Он вырезал полоску из индейских сапог, которые были на нем, и стал поджаривать ее над костром. Волосы опалились, а углы скорчились и обуглились. Он положил это в рот. Кожа была приятно горяча, но даже его крепкие зубы отказывались разжевать ее. Тем не менее он разорвал ее на мелкие кусочки и проглотил их.
Наконец, взошла заря, злобная, скупая, похожая на труп, заря, и Локасто снова устремился по тропе. Теперь он уже не чувствовал себя таким бодрым. Голод и потеря крови ослабили его. Шаг его стал незаметно сокращаться, походка утратила упругость. Тем не менее он настойчиво подвигался вперед, как воплощение ненависти и мести. Снова он исследовал след лыж, тянувшийся беспрерывно вперед и заметил как неровны и тверды были его края. Он не двигался с такой быстротой, на какую рассчитывал. Червяк должно быть значительно опередил его.
Однако он все еще не терял надежды. Маленький человечек не мог позволить себе день отдыха или проспать, или растянуть сухожилие, и тут Локасто с дикой радостью рисовал себе ужас Червяка, видящего себя пойманным при пробуждении. О, гадина, змея! Вперед, вперед!

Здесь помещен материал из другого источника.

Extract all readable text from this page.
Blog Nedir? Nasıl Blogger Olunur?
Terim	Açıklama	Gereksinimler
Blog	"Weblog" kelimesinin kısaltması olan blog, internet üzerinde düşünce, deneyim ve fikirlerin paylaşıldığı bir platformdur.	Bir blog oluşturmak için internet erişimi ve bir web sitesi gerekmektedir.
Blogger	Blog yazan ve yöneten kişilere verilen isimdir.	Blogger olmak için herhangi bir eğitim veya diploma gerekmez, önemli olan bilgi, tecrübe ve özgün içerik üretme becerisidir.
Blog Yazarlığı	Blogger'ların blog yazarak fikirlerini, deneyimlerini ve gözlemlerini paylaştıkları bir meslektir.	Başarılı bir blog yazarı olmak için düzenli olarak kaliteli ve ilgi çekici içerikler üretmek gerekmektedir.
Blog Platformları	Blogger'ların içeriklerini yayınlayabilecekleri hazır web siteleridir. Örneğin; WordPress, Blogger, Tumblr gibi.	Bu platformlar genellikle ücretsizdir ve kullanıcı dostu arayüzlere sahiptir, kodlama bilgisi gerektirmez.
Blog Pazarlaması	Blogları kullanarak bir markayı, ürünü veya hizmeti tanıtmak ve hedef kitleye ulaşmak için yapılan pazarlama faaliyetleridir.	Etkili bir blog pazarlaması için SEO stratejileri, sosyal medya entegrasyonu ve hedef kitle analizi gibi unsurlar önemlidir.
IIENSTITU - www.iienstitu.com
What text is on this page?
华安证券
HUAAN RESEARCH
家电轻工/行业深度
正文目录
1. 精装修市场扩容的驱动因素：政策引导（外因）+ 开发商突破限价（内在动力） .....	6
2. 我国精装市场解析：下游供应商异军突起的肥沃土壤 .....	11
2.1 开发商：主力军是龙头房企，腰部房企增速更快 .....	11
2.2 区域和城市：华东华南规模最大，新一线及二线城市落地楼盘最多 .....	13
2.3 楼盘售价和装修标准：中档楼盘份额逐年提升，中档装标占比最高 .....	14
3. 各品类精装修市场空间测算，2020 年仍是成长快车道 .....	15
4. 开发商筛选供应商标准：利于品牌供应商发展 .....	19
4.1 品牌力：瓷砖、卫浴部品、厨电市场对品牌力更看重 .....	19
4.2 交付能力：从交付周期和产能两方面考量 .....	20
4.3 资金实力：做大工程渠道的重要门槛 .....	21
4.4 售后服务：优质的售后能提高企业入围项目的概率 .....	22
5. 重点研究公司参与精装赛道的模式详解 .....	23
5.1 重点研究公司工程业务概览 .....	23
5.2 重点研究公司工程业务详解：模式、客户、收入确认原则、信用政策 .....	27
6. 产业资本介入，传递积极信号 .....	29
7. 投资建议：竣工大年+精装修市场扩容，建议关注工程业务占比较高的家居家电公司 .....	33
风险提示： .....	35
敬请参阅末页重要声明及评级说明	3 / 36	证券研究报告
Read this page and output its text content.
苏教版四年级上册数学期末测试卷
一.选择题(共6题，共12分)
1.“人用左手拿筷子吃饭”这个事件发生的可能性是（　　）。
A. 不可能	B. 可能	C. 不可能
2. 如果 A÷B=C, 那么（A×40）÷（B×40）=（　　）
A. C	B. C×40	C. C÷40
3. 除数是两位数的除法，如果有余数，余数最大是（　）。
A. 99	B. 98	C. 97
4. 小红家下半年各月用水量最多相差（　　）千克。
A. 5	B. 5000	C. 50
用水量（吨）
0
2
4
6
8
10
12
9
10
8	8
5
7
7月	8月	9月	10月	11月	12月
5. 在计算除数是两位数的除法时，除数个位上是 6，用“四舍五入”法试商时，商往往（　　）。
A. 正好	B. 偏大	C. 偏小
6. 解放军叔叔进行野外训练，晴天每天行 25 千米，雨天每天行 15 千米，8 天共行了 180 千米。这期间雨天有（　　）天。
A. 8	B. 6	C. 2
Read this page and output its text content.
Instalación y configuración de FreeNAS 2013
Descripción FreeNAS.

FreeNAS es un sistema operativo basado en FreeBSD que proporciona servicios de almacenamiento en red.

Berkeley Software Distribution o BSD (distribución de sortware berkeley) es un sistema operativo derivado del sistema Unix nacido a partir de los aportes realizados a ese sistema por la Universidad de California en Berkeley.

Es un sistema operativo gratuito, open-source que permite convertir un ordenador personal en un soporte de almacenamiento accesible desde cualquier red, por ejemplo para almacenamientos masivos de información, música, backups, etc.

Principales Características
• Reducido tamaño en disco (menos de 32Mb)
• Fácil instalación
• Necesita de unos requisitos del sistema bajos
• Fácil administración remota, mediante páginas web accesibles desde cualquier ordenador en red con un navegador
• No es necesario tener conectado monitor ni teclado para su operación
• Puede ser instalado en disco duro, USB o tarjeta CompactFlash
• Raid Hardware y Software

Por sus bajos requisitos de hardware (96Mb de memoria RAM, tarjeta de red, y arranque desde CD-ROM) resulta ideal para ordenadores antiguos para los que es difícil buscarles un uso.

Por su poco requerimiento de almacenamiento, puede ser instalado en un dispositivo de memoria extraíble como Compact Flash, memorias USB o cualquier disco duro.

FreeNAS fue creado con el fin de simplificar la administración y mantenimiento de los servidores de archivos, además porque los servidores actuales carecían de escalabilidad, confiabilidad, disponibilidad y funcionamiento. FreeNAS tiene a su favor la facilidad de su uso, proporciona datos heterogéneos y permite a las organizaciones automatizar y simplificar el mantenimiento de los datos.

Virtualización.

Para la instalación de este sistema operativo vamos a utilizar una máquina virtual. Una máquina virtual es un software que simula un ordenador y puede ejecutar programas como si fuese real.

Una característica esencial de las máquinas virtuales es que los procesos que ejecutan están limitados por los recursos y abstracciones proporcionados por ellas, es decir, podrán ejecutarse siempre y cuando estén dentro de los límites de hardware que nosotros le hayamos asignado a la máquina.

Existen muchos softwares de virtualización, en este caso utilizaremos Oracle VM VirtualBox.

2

Несомненно, он ослабевал. Один или два раза он споткнулся и в последний раз пролежал несколько минут, прежде чем подняться. Он не хотел отдыхать. Холод был пронзительней, чем когда-либо. Он был безжалостен, он был мучителен, и у Локасто не хватало больше сил выдерживать это. Мороз колол и жалил повсюду, где было не защищенное тело. Локасто низко надвинул капюшон дохи, так, что одни лишь глаза выглядывали из-под него. Так он двигался по полярной пустыне, темная закутанная фигура, дух мщения, свирепый и грозный.
Он остановился на обширном безмолвном плато. Небо напоминало огромную ледяную пещеру. Страна была погружена в истомную апатию страдания, безгласного, безнадежного, ужасающего. Ледяное небо и ледяная земля казалось соединились в ловушку, которая крепко держала его, и над всем этим парил подавляющий, титанический грозный дух пустыни. Он смеялся над ним жестоким грубым смехом жадного торжества. Локасто содрогнулся. Снова настала ночь, и он опять разложил гигантский костер.
Снова он проглотил немного поджаренной кожи. Над головой его мстительно сверкали звезды. Среди них были зеленые, красные, голубые, у них были колючие, похожие на морские звезды, лучи, на которых они плясали. Ночью ему приходилось употреблять невероятное усилие, чтобы не заснуть. Несколько раз он склонялся вперед и чуть не падал в огонь. Когда он садился поближе к пламени, его борода опалялась, лицо обугливалось, но спина казалась погруженной в лед. Часто он поворачивался и грел ее у огня, но недолго. Ему было жутко сталкиваться лицом к лицу с ужасом безмолвия и мрака, созерцать тени, в которых подстерегала смерть. Насколько отрадным казалось потрескивающее веселье елового пламени.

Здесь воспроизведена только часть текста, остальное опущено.